Germany will ban the sale of new gas and oil boilers from 2024

Germany will ban the sale of new gas and oil boilers from 2024

After missing its 2021 target to reduce CO2 emissions in buildings, the German government intends to close the sector’s deficit by allocating more funds to renovations and banning new gas-fired boilers. from 2024.

In a historic judgment handed down in 2021, Germany’s Federal Constitutional Court called on the government to step up climate action so as not to place an undue burden on future generations.

The government now wants to speed up the process of decarbonising the lagging construction sector, according to government documents seen by EURACTIV.

“Given the unmet targets… there is a great need for climate policy action in the building sector”can we read in the government document, which will be presented on Wednesday.

The 9-step plan aims to put the entire building sector on track to meet Germany’s climate targets. By 2030, buildings will only be able to emit 67 million tonnes of CO2 equivalent (MtCO2e) per year, compared to 119 MtCO2e in 2020.

Building emissions reduction target missed

Germany’s target for 2021 – 113 MtCO2e – was missed by 2 MtCO2e. The government document indicates that if nothing changes, the sector will emit 152 million tons of CO2 too much by 2030.

The country’s climate law calls for a contingency plan within 90 days of announcing that a sector goal has not been met.

This plan will be presented on Wednesday by the Minister of Economy and Climate Action Robert Habeck, alongside the Minister of Housing Klara Geywitz.

“This package is intended as a reaction to last year’s missed targets in the building sector”Ms Geywitz said on Wednesday (July 13) during the official presentation of the package.

It contains a mixture of measures that had already been announced previously as well as new measures, such as the transposition of forthcoming European laws into national legislation.

9-point emergency plan

The first, flagship initiative is the ban on all new gas boilers. From January 1, 2024, any newly installed heating appliance must run on 65% renewable energy, which effectively excludes pure fossil fuel heating appliances such as gas or oil boilers.

Second, the government will redirect subsidies in favor of renovation rather than the construction of new energy-efficient housing.

Patrick Graichen, a senior civil servant, said that every euro invested in renovations is ten times more effective than those invested in subsidies for new housing.

Third, the package will include a series renovation program from May.

This program is essentially aimed at mass-producing parts for building insulation, in order to reduce the time spent on each renovation project, according to the government.

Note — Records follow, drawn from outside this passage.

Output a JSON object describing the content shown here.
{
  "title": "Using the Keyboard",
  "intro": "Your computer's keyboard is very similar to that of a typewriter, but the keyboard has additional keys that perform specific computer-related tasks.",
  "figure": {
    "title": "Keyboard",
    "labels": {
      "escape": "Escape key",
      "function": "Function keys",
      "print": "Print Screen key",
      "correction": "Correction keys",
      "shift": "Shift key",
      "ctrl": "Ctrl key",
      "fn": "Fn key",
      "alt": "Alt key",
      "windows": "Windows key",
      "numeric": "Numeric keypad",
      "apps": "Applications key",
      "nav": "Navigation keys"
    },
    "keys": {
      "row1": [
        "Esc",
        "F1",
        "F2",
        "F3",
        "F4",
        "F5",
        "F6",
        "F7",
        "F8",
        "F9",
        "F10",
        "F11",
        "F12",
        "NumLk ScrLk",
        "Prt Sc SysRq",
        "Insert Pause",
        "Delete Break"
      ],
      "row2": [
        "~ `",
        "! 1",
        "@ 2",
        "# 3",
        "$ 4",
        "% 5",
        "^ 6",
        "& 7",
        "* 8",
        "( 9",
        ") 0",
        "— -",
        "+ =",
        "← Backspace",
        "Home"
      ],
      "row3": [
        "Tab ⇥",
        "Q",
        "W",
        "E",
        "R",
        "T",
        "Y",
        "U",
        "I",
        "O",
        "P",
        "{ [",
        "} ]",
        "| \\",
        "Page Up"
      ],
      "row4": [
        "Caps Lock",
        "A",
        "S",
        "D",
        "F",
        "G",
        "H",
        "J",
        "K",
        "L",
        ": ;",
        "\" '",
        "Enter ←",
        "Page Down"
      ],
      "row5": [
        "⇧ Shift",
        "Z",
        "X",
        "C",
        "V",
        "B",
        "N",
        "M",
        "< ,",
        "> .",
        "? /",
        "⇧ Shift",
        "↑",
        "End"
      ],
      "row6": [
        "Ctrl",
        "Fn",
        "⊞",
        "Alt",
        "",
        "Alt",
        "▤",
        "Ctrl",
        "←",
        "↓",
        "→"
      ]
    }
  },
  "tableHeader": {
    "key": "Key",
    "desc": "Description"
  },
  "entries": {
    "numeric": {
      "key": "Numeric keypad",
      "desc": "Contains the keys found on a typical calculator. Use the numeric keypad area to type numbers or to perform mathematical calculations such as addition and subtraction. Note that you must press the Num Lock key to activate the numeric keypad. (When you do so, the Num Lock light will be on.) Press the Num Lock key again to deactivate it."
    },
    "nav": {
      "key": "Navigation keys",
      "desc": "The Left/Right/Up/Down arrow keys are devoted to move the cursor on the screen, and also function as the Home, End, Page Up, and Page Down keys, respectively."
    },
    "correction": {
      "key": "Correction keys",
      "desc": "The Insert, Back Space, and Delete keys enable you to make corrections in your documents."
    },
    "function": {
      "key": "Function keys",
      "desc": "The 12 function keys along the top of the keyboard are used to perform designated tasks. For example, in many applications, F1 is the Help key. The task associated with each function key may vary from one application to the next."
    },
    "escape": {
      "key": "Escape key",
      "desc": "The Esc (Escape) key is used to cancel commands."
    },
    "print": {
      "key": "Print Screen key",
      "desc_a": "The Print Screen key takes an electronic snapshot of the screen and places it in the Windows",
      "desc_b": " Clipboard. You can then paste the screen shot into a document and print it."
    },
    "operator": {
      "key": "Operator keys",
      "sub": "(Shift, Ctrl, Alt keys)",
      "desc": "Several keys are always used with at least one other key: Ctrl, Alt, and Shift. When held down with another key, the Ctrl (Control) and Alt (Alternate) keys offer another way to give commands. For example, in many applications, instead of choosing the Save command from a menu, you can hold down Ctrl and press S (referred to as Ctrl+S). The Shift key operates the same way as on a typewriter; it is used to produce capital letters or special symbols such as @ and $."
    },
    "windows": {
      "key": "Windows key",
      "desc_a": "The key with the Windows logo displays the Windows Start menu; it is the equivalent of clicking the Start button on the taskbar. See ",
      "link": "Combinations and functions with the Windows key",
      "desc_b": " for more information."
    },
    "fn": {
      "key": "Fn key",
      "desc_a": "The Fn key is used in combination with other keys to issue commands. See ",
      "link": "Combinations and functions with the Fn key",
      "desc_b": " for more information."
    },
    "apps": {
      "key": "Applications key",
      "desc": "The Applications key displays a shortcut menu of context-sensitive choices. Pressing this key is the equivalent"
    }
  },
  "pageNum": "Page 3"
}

Fourth, the government is awaiting the green light from the European Commission for its subsidies for efficient heating networks. The subsidy scheme should encourage the switch to district heating, which is more efficient than individual heating, support the switch to renewable energy sources and improve the use of unavoidable industrial waste heat.

The Commission is expected to approve the state aid scheme before the end of August.

Fifth, the government will ask municipalities to formulate a “thermal plane”.

Since situations vary from one municipality to another, the government wants each of them to identify the heating solutions that best suit them, whether it is district heating or the use of an infrastructure. nearby hydrogen.

Sixthly, Berlin wants to launch a “qualifying offensive” for heat pumps. The objective is to strengthen the training and qualification of installers in order to at least triple the number of heat pumps installed in 2024 compared to 2021.

Seventh, the government wants to launch a program to ensure that citizens’ current heating systems are working optimally before next winter. Advice and support to help heaters ventilate, a measure credited with 15% efficiency gains, is expected to be part of the program.

Other potential measures include advice on the temperature of boilers, which are statistically too hot and therefore inefficient, something heating experts have long called for.

Austria has also called on its people to take similar measures ahead of winter.

Eighth, the German government intends to immediately transpose the energy efficiency directive, which is currently being updated.

The aim is to apply the revised directive from 2023, probably with much more ambitious targets than those envisaged by the European Commission when it presented its proposal in July 2021.

Other measures complete the plan

Finally, the government is bringing together a few scattered measures such as the energy savings plan for public and municipal buildings as well as support for innovation.

Once published, the German Council of Climate Experts will hold a meeting to evaluate the plan. Although the 2021 version presented by Mrs Merkel’s administration was not accepted, a similar result is not expected this time around.

Meanwhile, Germany’s coalition parties continue to negotiate a larger emergency climate package to meet the country’s 65% emissions reduction target by 2030. A final deal is currently blocked by the liberal party FDP, EURACTIV understands.